‘Habeşistan’a Hicret’ olarak etiketlenmiş yazılar

Gül

Ca’fer-i Tayyar (Radiyallahu anhu)- 6

Amr;

-“Hayır, bir kırat (bir para birimi) bile yok!” dedi.

Necaşi (r.a.);

-“O halde siz bunlardan ne istiyorsunuz?” diye sorunca,

Amr;

-“Onlar ile biz bir dinde ve bir işte idik. Onlar, bunları bıraktılar. Muhammed’e ve dinine uydular.” Dedi.

Necaşi (r.a.), Hazret-i Ca’fer (r.a.) e;

-“Siz bulunduğunuz dini bırakıp ne diye başkasına uydunuz? Kavminizin dininden ayrıldığınıza, ne benim dinimde ne de bunların dininde olmadığınıza göre, sizin edindiğiniz bu din hakkında bilgi veriniz?” diye sordu.

Hazret-i Ca’fer-i Tayyar (r.a.);

-“Ey hükümdar!
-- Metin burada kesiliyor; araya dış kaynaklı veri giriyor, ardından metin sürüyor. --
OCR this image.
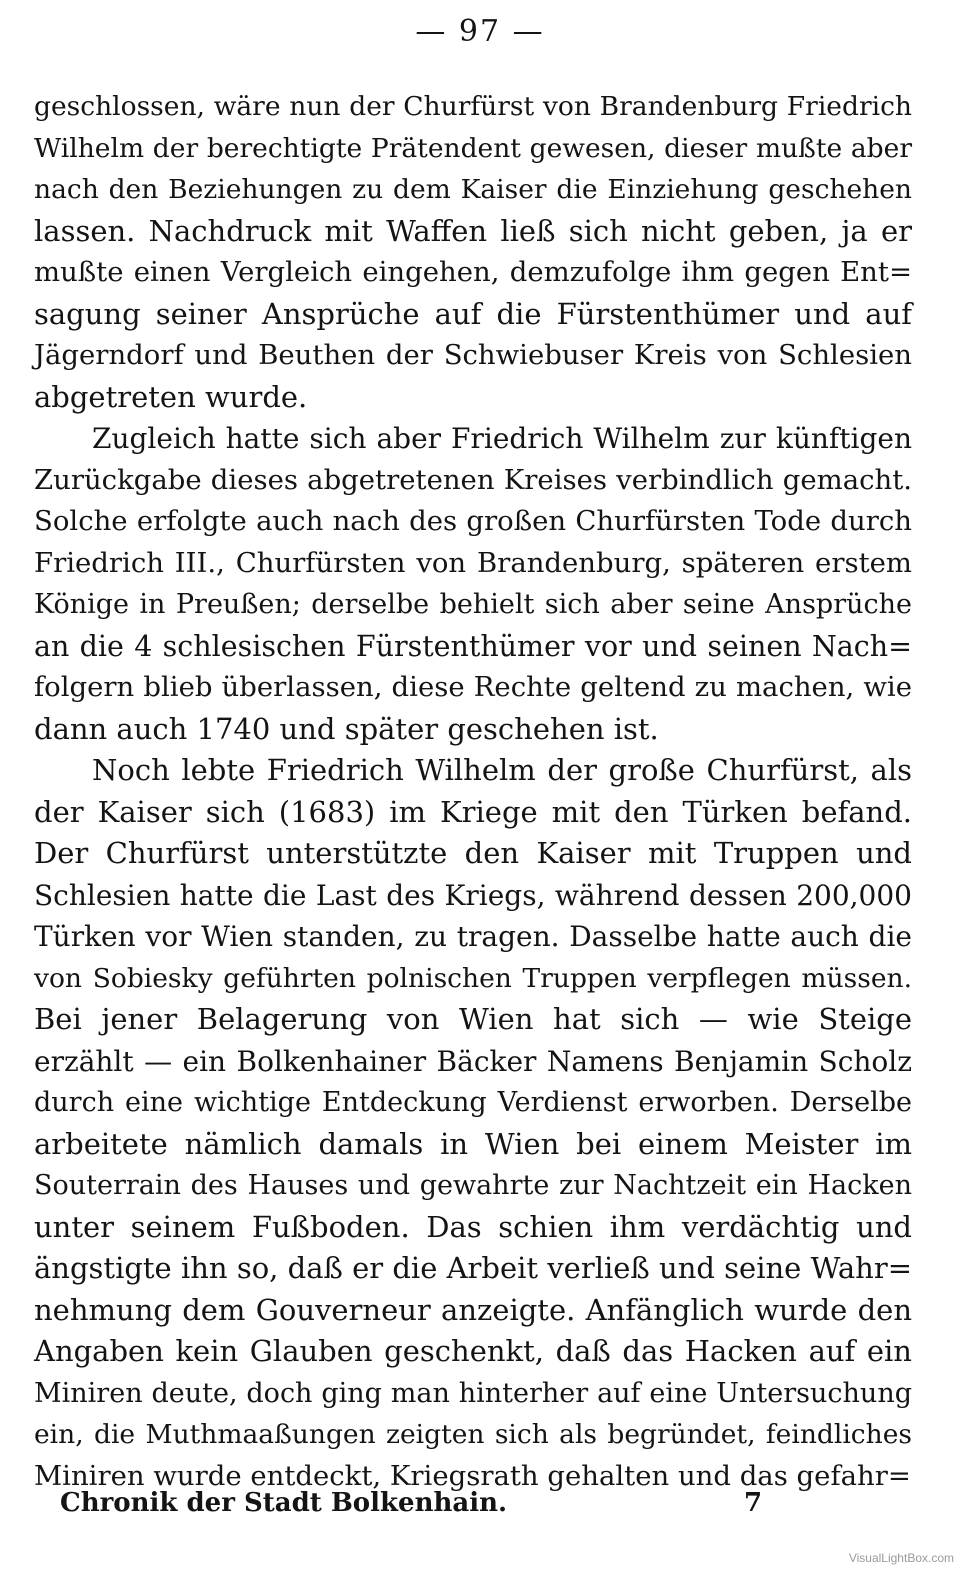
— 97 —
geschlossen, wäre nun der Churfürst von Brandenburg Friedrich
Wilhelm der berechtigte Prätendent gewesen, dieser mußte aber
nach den Beziehungen zu dem Kaiser die Einziehung geschehen
lassen. Nachdruck mit Waffen ließ sich nicht geben, ja er
mußte einen Vergleich eingehen, demzufolge ihm gegen Ent=
sagung seiner Ansprüche auf die Fürstenthümer und auf
Jägerndorf und Beuthen der Schwiebuser Kreis von Schlesien
abgetreten wurde.
Zugleich hatte sich aber Friedrich Wilhelm zur künftigen
Zurückgabe dieses abgetretenen Kreises verbindlich gemacht.
Solche erfolgte auch nach des großen Churfürsten Tode durch
Friedrich III., Churfürsten von Brandenburg, späteren erstem
Könige in Preußen; derselbe behielt sich aber seine Ansprüche
an die 4 schlesischen Fürstenthümer vor und seinen Nach=
folgern blieb überlassen, diese Rechte geltend zu machen, wie
dann auch 1740 und später geschehen ist.
Noch lebte Friedrich Wilhelm der große Churfürst, als
der Kaiser sich (1683) im Kriege mit den Türken befand.
Der Churfürst unterstützte den Kaiser mit Truppen und
Schlesien hatte die Last des Kriegs, während dessen 200,000
Türken vor Wien standen, zu tragen. Dasselbe hatte auch die
von Sobiesky geführten polnischen Truppen verpflegen müssen.
Bei jener Belagerung von Wien hat sich — wie Steige
erzählt — ein Bolkenhainer Bäcker Namens Benjamin Scholz
durch eine wichtige Entdeckung Verdienst erworben. Derselbe
arbeitete nämlich damals in Wien bei einem Meister im
Souterrain des Hauses und gewahrte zur Nachtzeit ein Hacken
unter seinem Fußboden. Das schien ihm verdächtig und
ängstigte ihn so, daß er die Arbeit verließ und seine Wahr=
nehmung dem Gouverneur anzeigte. Anfänglich wurde den
Angaben kein Glauben geschenkt, daß das Hacken auf ein
Miniren deute, doch ging man hinterher auf eine Untersuchung
ein, die Muthmaaßungen zeigten sich als begründet, feindliches
Miniren wurde entdeckt, Kriegsrath gehalten und das gefahr=
Chronik der Stadt Bolkenhain.	7
VisualLightBox.com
Biz cahil bir millet idik. Putlara tapardık. Ölmüş hayvan leşini yer, her türlü kötülüğü işlerdik. Akrabalarımızla münasebetlerimizi keser, komşularımıza kötülük yapardık. Kuvvetli olanlarımız zaif olanlarımızı ezerdi. Allah-u Teâlâ bize, kendimizden, doğruluğunu emin’liğini, iffet ve temizliğini, soyunun düzgünlüğünü bildiğimiz bir Peygamber göndrerinceye kadar, biz bu vaziyette idik. O peygamber (Sallallahu aleyhi ve selem) bizi, ALLAH-U TEÂLÂ’NIN VARLIĞINA, BİRLİĞİNE İNANMAYA, O’na ibadete bizim ve atalarımızın tapına geldiği taşları ve putları bırakmaya da’vet etti.”

Derin bir sessizlik oldu.

Cafer-i Tayyar (r.a.) sözlerine şöyle devam etti.
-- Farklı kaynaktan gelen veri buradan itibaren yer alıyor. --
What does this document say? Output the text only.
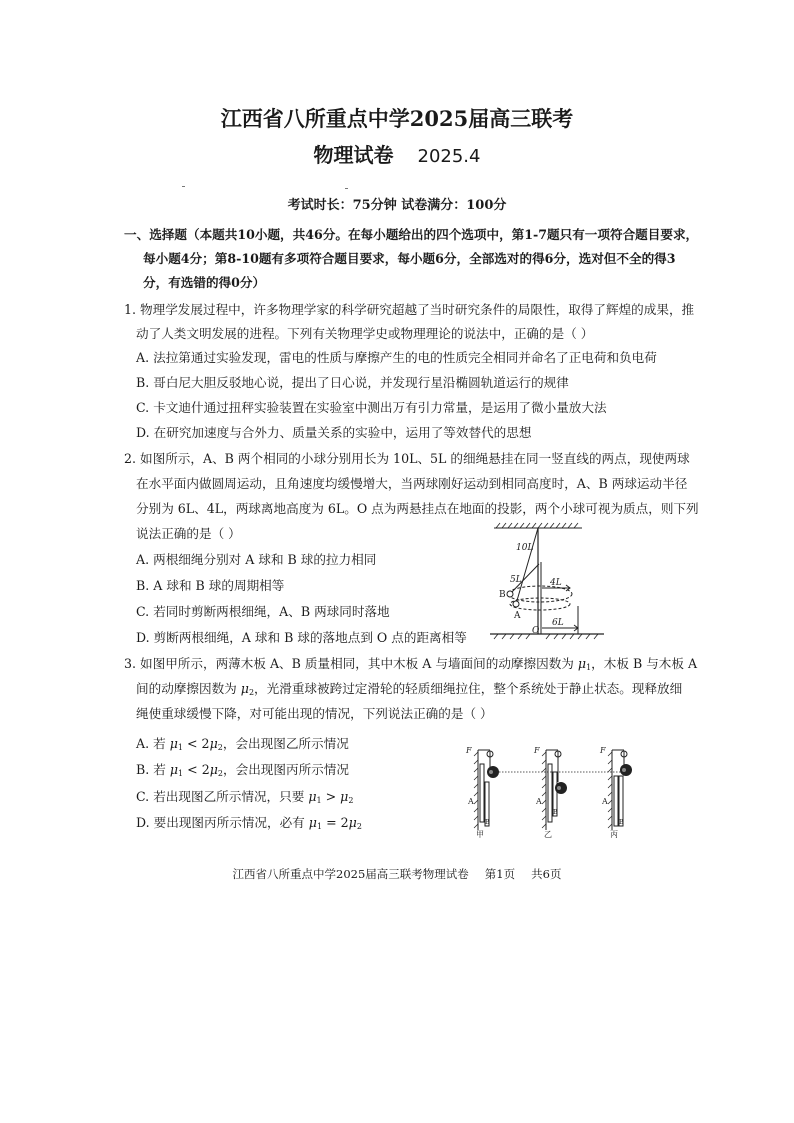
江西省八所重点中学2025届高三联考
物理试卷 2025.4
考试时长：75分钟 试卷满分：100分
一、选择题（本题共10小题，共46分。在每小题给出的四个选项中，第1-7题只有一项符合题目要求，
每小题4分；第8-10题有多项符合题目要求，每小题6分，全部选对的得6分，选对但不全的得3
分，有选错的得0分）
1. 物理学发展过程中，许多物理学家的科学研究超越了当时研究条件的局限性，取得了辉煌的成果，推
动了人类文明发展的进程。下列有关物理学史或物理理论的说法中，正确的是（ ）
A. 法拉第通过实验发现，雷电的性质与摩擦产生的电的性质完全相同并命名了正电荷和负电荷
B. 哥白尼大胆反驳地心说，提出了日心说，并发现行星沿椭圆轨道运行的规律
C. 卡文迪什通过扭秤实验装置在实验室中测出万有引力常量，是运用了微小量放大法
D. 在研究加速度与合外力、质量关系的实验中，运用了等效替代的思想
2. 如图所示，A、B 两个相同的小球分别用长为 10L、5L 的细绳悬挂在同一竖直线的两点，现使两球
在水平面内做圆周运动，且角速度均缓慢增大，当两球刚好运动到相同高度时，A、B 两球运动半径
分别为 6L、4L，两球离地高度为 6L。O 点为两悬挂点在地面的投影，两个小球可视为质点，则下列
说法正确的是（ ）
A. 两根细绳分别对 A 球和 B 球的拉力相同
B. A 球和 B 球的周期相等
C. 若同时剪断两根细绳，A、B 两球同时落地
D. 剪断两根细绳，A 球和 B 球的落地点到 O 点的距离相等
10L
5L	4L
6L
B
A
O
3. 如图甲所示，两薄木板 A、B 质量相同，其中木板 A 与墙面间的动摩擦因数为 $\mu_1$，木板 B 与木板 A
间的动摩擦因数为 $\mu_2$，光滑重球被跨过定滑轮的轻质细绳拉住，整个系统处于静止状态。现释放细
绳使重球缓慢下降，对可能出现的情况，下列说法正确的是（ ）
A. 若 $\mu_1 < 2\mu_2$，会出现图乙所示情况
B. 若 $\mu_1 < 2\mu_2$，会出现图丙所示情况
C. 若出现图乙所示情况，只要 $\mu_1 > \mu_2$
D. 要出现图丙所示情况，必有 $\mu_1 = 2\mu_2$
F	F	F
A
B
A
B
A
B
甲	乙	丙
江西省八所重点中学2025届高三联考物理试卷 第1页 共6页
-“Doğru sözlü olmayı, emanete hiyanet etmemeyi, akrabalık haklarını gözetmeyi, günahlardan ve kan dökmekten sakınmayı bize emretti. Her türlü ahlaksızlıklardan, yalan söylemekten, yetimlerin malını yemekten, namuslu kadınlara dil uzatmaktan ve iftira etmekten bizi yasakladı. Allah-u Teâlâ’ya eş, ortak koşmaksızın ibadet etmeyi, Namaz kılmayı, Zekat vermeyi, Oruç tutmayı bize emretti. Biz de kabul ettik ve O’NA İMAN ETTİK. O’nun Allah’dan getirip bütün söylediklerine tâbi olduk. Allah-u Teâlâ’ya ibadet ettik. O’nun bize haram kıldığını haram, Helal kıldığını Helal olarak kabul ettik.”
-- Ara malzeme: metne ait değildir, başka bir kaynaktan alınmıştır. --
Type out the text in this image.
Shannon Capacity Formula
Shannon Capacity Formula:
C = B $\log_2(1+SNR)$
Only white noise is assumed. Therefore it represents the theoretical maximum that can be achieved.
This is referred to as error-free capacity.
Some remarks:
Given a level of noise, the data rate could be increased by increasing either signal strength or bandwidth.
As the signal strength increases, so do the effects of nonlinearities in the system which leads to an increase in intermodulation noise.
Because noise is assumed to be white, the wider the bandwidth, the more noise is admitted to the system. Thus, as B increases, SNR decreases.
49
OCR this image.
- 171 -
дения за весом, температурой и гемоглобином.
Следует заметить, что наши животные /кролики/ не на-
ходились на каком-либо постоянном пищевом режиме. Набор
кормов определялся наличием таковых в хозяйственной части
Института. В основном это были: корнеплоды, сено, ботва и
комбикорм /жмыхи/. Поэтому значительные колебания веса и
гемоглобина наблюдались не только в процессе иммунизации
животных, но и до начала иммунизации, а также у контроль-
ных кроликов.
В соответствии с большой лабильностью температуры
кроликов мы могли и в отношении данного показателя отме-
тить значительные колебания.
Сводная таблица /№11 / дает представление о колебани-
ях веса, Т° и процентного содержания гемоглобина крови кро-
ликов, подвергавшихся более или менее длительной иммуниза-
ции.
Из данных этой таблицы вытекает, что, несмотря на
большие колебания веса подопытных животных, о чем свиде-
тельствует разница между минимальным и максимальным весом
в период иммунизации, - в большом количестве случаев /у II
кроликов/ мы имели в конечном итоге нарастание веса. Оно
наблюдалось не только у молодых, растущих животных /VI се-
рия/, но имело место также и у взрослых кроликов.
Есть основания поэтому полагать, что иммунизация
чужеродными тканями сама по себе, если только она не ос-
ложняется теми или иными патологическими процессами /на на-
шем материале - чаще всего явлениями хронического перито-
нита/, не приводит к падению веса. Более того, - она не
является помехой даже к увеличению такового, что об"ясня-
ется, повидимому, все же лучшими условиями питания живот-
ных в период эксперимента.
Ca’fer-i Tayyar (r.a.) sözlerine yine şöyle devam etti.

-“Bu yüzden kavmimiz, bize düşman olup, bize zulüm ettiler. Bizi dinimizden döndürüp, Allah’a ibadetten vaz geçirip putlara taptırmak için türlü işkencelere ve mihnetlere uğrattılar. Bizi perişan ettiler. Bizi yeniden putlara taptırmak için zulmettiler. Bizi sıkıştırdıkça sıkıştırdılar. Bizimle, dinimizin arasına girdiler ve bizi dinimizden ayırmak istediler. Biz de yurdumuzu yuvamızı bırakarak senin ülkene sığındık. Seni başkalarına tercih ettik. Senin himayene, komşuluğuna can attık. Senin yanında zulme haksızlığa uğramiyacağımızı ummaktayız.” Dedi.

Ca’fer-i Tayyar (r.a.) konuşmasına devam etti.;

-“Selam verme işine gelince biz seni Resulullah (Sallallahu aleyhi ve selem) ın selam’ı ile selamladık….

Devam Edecek…

İslam âlimleri ansiklopedisi

Allah-u Teâlâ hazretleri (c.c.) Bizleri ve sizleri Ca’fer-i Tayyar (Radiyallah-u anhu) nun şefaatına nail eylesin. O’nun yüzü suyu hürmetine günahlarımızı afv eylesin. Amin

Fuad Yusufoğlu

Girnavas Mevki-i (Nusaybin)

Ca’fer-i Tayyar (Radiyallahu anhu)- 9

Necaşi (r.a.), bundan sonra, Kureyş elçilerinin getirdikleri hediyeler için;

-“Benim bunlara ihtiyacım yoktur! Başkalarının gasp ettiği bu mülkümü, Allah bana geri verirken ve halkı bana boyun eğdirirken, benden rüşvet almadı.” Diyerek hediyelerini kendilerine geri verdi.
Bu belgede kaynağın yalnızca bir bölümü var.